Let’s look at a Python script that simulates this, printing the number of wins and ties for both methods, along with the total number of checks.

Code:
import random

# Number of simulations
NUM_SIMULATIONS = 10000

# Block settings
BLOCK_SIZE = 50
NUM_BLOCKS = 20
PARTIAL_SCAN = 20  # Magic method: check first 20 numbers in block

# Shared block order flag (1 = same for both methods, 0 = independent)
SHARED_BLOCK_ORDER = 1

# Stats counters
sequential_wins = 0
magic_wins = 0
ties = 0
total_sequential_checks = 0
total_magic_checks = 0

# Run simulations
for _ in range(NUM_SIMULATIONS):
    winning_number = random.randint(1, 1000)

    # Create blocks
    blocks = [list(range(i * BLOCK_SIZE + 1, (i + 1) * BLOCK_SIZE + 1)) for i in range(NUM_BLOCKS)]

    # Generate block orders
    block_order_seq = list(range(NUM_BLOCKS))
    block_order_magic = list(range(NUM_BLOCKS))
    random.shuffle(block_order_seq)
    if SHARED_BLOCK_ORDER:
        block_order_magic = block_order_seq.copy()
    else:
        random.shuffle(block_order_magic)

    # === Sequential Method ===
    sequential_checks = 0
    found_seq = False

    for block_idx in block_order_seq:
        block = blocks[block_idx]
        for number in block:
            sequential_checks += 1
            if number == winning_number:
                found_seq = True
                break
        if found_seq:
            break

    # === Magic Method ===
    magic_checks = 0
    found_magic = False

    # First pass: check first 20 numbers of each block
    for block_idx in block_order_magic:
        block = blocks[block_idx]
        for number in block[:PARTIAL_SCAN]:
            magic_checks += 1
            if number == winning_number:
                found_magic = True
                break
        if found_magic:
            break

    # Second pass: check 50 to 21 (reversed)
    if not found_magic:
        for block_idx in reversed(block_order_magic):
            block = blocks[block_idx]
            for number in reversed(block[PARTIAL_SCAN:]):
                magic_checks += 1
                if number == winning_number:
                    found_magic = True
                    break
            if found_magic:
                break

    # === Update stats ===
    total_sequential_checks += sequential_checks
    total_magic_checks += magic_checks

    if sequential_checks < magic_checks:
        sequential_wins += 1
    elif magic_checks < sequential_checks:
        magic_wins += 1
    else:
        ties += 1

# === Final Output ===
print("Results after", NUM_SIMULATIONS, "simulations:")
print("Sequential wins:", sequential_wins)
print("Magic wins:", magic_wins)
print("Ties:", ties)
print("Total sequential checks:", total_sequential_checks)
print("Total magic checks:", total_magic_checks)

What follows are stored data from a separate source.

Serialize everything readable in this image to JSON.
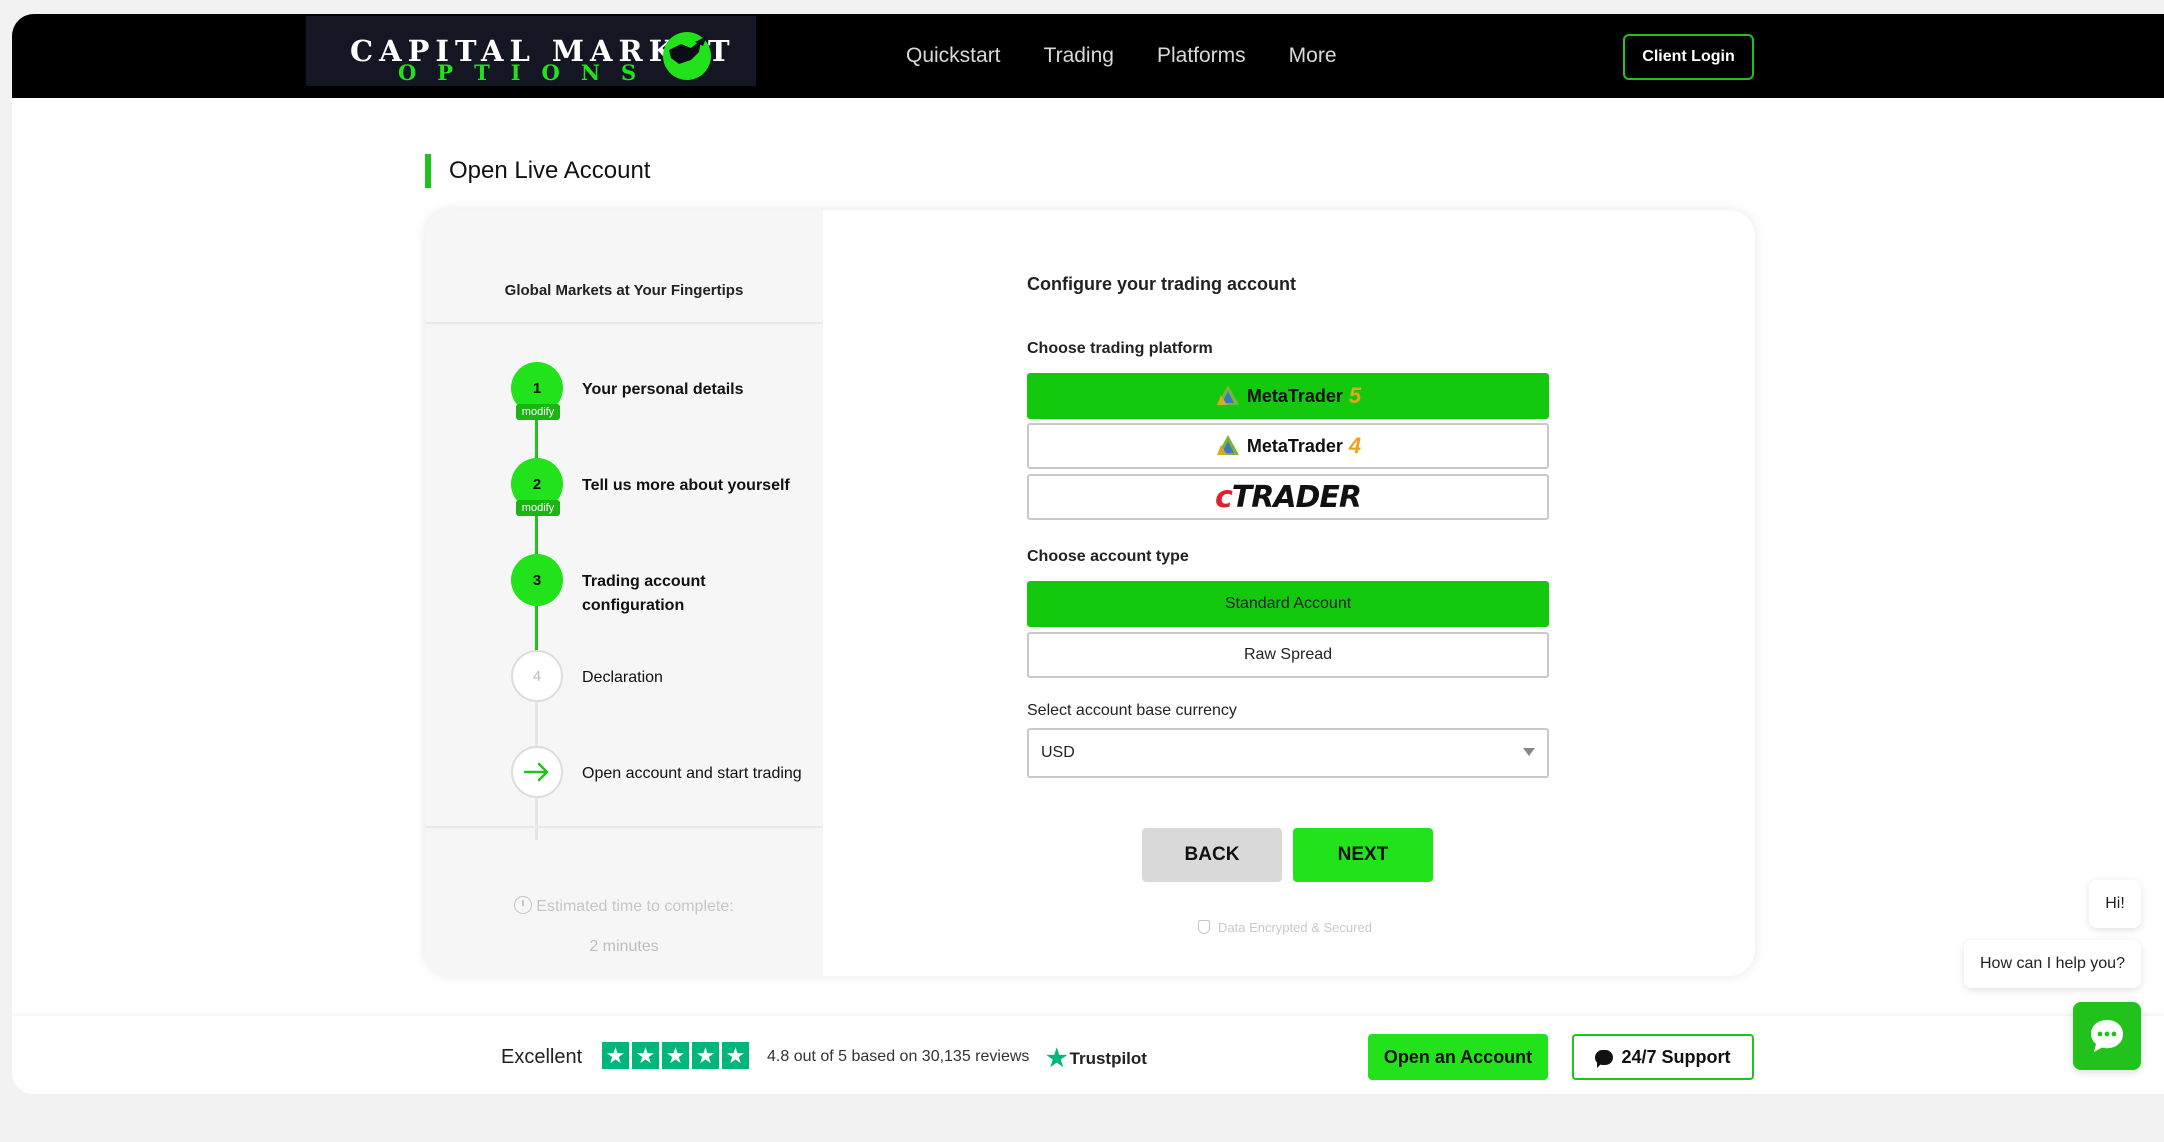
{
  "brand": {
    "line1": "CAPITAL MARKET",
    "line2": "OPTIONS",
    "accent": "#22e21c"
  },
  "nav": {
    "items": [
      "Quickstart",
      "Trading",
      "Platforms",
      "More"
    ],
    "client_login": "Client Login"
  },
  "page": {
    "title": "Open Live Account"
  },
  "sidebar": {
    "title": "Global Markets at Your Fingertips",
    "modify_label": "modify",
    "steps": [
      {
        "number": "1",
        "label": "Your personal details",
        "status": "done"
      },
      {
        "number": "2",
        "label": "Tell us more about yourself",
        "status": "done"
      },
      {
        "number": "3",
        "label": "Trading account configuration",
        "status": "current"
      },
      {
        "number": "4",
        "label": "Declaration",
        "status": "todo"
      },
      {
        "number": "",
        "label": "Open account and start trading",
        "status": "todo",
        "icon": "arrow-right-icon"
      }
    ],
    "estimated_label": "Estimated time to complete:",
    "estimated_value": "2 minutes"
  },
  "form": {
    "title": "Configure your trading account",
    "platform_label": "Choose trading platform",
    "platforms": [
      {
        "name": "MetaTrader",
        "version": "5",
        "selected": true
      },
      {
        "name": "MetaTrader",
        "version": "4",
        "selected": false
      },
      {
        "name": "cTrader",
        "selected": false
      }
    ],
    "ctrader_logo": {
      "c": "c",
      "rest": "TRADER"
    },
    "account_type_label": "Choose account type",
    "account_types": [
      {
        "label": "Standard Account",
        "selected": true
      },
      {
        "label": "Raw Spread",
        "selected": false
      }
    ],
    "currency_label": "Select account base currency",
    "currency_value": "USD",
    "back_label": "BACK",
    "next_label": "NEXT",
    "secure_text": "Data Encrypted & Secured"
  },
  "footer": {
    "excellent": "Excellent",
    "rating_text": "4.8 out of 5 based on 30,135 reviews",
    "trustpilot": "Trustpilot",
    "open_account": "Open an Account",
    "support": "24/7 Support"
  },
  "chat": {
    "hi": "Hi!",
    "help": "How can I help you?"
  }
}
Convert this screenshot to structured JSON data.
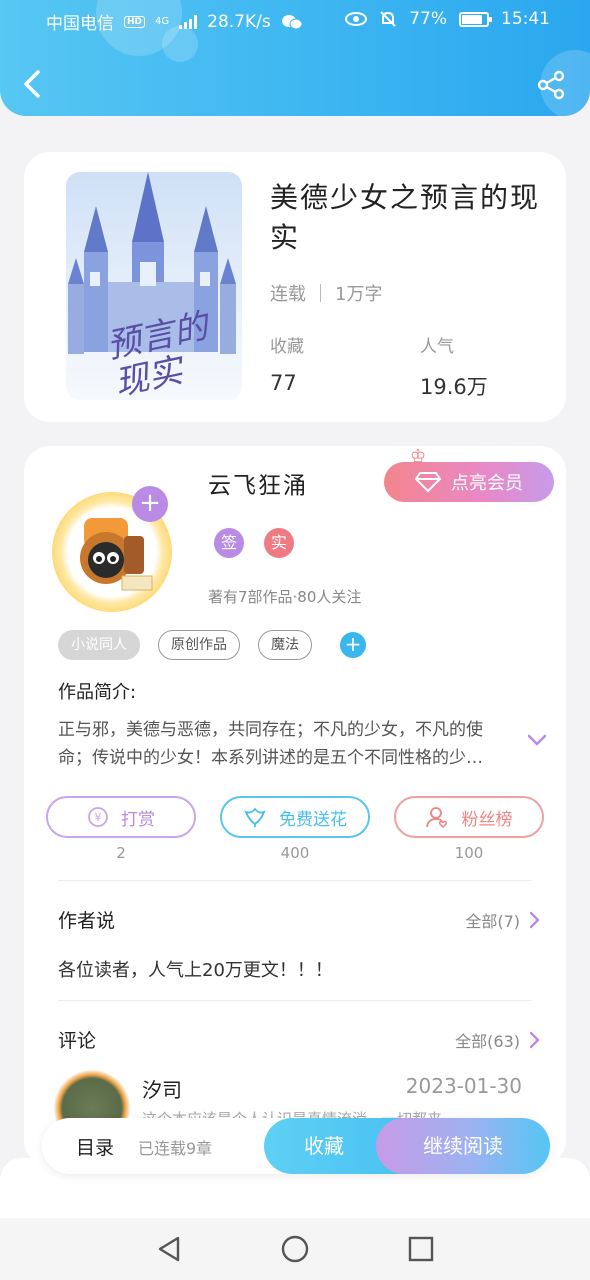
{
  "status_bar": {
    "carrier": "中国电信",
    "hd": "HD",
    "network": "4G",
    "speed": "28.7K/s",
    "battery": "77%",
    "battery_level": 0.77,
    "time": "15:41"
  },
  "book": {
    "cover_text": "预言的现实",
    "title": "美德少女之预言的现实",
    "status": "连载",
    "word_count": "1万字",
    "collect_label": "收藏",
    "collect_value": "77",
    "popularity_label": "人气",
    "popularity_value": "19.6万"
  },
  "author": {
    "name": "云飞狂涌",
    "vip_label": "点亮会员",
    "badge_signed": "签",
    "badge_real": "实",
    "stats": "著有7部作品·80人关注",
    "tags": [
      "小说同人",
      "原创作品",
      "魔法"
    ],
    "intro_label": "作品简介:",
    "intro_text": "正与邪，美德与恶德，共同存在；不凡的少女，不凡的使命；传说中的少女！本系列讲述的是五个不同性格的少女的故事……"
  },
  "actions": [
    {
      "label": "打赏",
      "count": "2",
      "color": "#b88ae0"
    },
    {
      "label": "免费送花",
      "count": "400",
      "color": "#47bfee"
    },
    {
      "label": "粉丝榜",
      "count": "100",
      "color": "#ee8486"
    }
  ],
  "author_says": {
    "title": "作者说",
    "more": "全部(7)",
    "text": "各位读者，人气上20万更文！！！"
  },
  "comments": {
    "title": "评论",
    "more": "全部(63)",
    "first": {
      "user": "汐司",
      "date": "2023-01-30",
      "text": "这个本应该是个人认识是真情流淌，一切都来"
    }
  },
  "bottom_bar": {
    "toc": "目录",
    "toc_status": "已连载9章",
    "collect": "收藏",
    "read": "继续阅读"
  },
  "colors": {
    "header": "#3fb7f1",
    "purple": "#b98be4",
    "pink": "#f07a83",
    "blue": "#3ab6ef"
  },
  "icons": [
    "back-icon",
    "share-icon",
    "expand-chevron-icon",
    "chevron-right-icon",
    "coin-icon",
    "flower-icon",
    "fans-icon",
    "diamond-icon",
    "nav-back-icon",
    "nav-home-icon",
    "nav-recent-icon"
  ]
}
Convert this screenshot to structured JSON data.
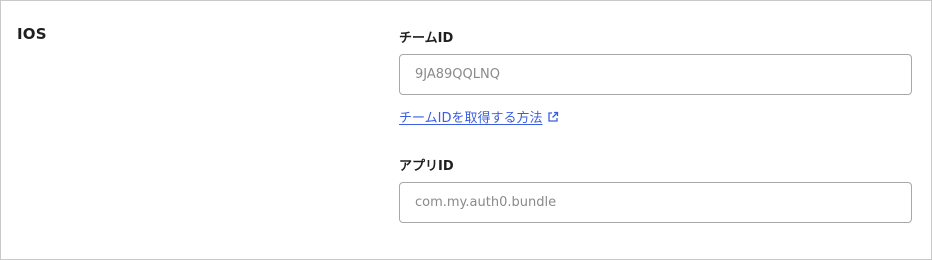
{
  "section": {
    "title": "IOS"
  },
  "team_id": {
    "label": "チームID",
    "placeholder": "9JA89QQLNQ",
    "value": "",
    "help_link_label": "チームIDを取得する方法",
    "help_link_icon": "external-link-icon"
  },
  "app_id": {
    "label": "アプリID",
    "placeholder": "com.my.auth0.bundle",
    "value": ""
  },
  "colors": {
    "link": "#3b5ee0",
    "border": "#a8a8a8",
    "panel_border": "#c9c9c9",
    "placeholder": "#8a8a8a",
    "text": "#1f1f1f"
  }
}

Results with SHARED_BLOCK_ORDER = 1:

Code:
Results after 10000 simulations:
Sequential wins: 3704
Magic wins: 6098
Ties: 198
Total sequential checks: 5037847
Total magic checks: 5038341

OMG!!! Did I just find a better method to search for a random number in a uniform distribution? OBVIOUSLY NOT. It's just a flawed way of conducting this analysis that introduces a bias in the distribution of checks during the simulations.
Now let’s see what happens with SHARED_BLOCK_ORDER = 0:

Code:
Results after 10000 simulations:
Sequential wins: 4980
Magic wins: 4976
Ties: 44
Total sequential checks: 5013645
Total magic checks: 5004263

Well, luckily statistics still works. I hope it was appreciated that I took the time to explain to everyone why we were seeing those results. And I hope this general obsession with the prefix method—or any other so-called magical method—will soon be extinguished by logic and your ability to reason and think critically.

I'm sorry, but there is no better method to guess a random number. The ripemd160 function doesn’t somehow “understand” that it should generate more likely prefixes if I input the hash of public keys derived from nearby private keys. That would require consciousness, and it would need to be able to reverse sha256 and secp256k1—which I very much doubt it can do.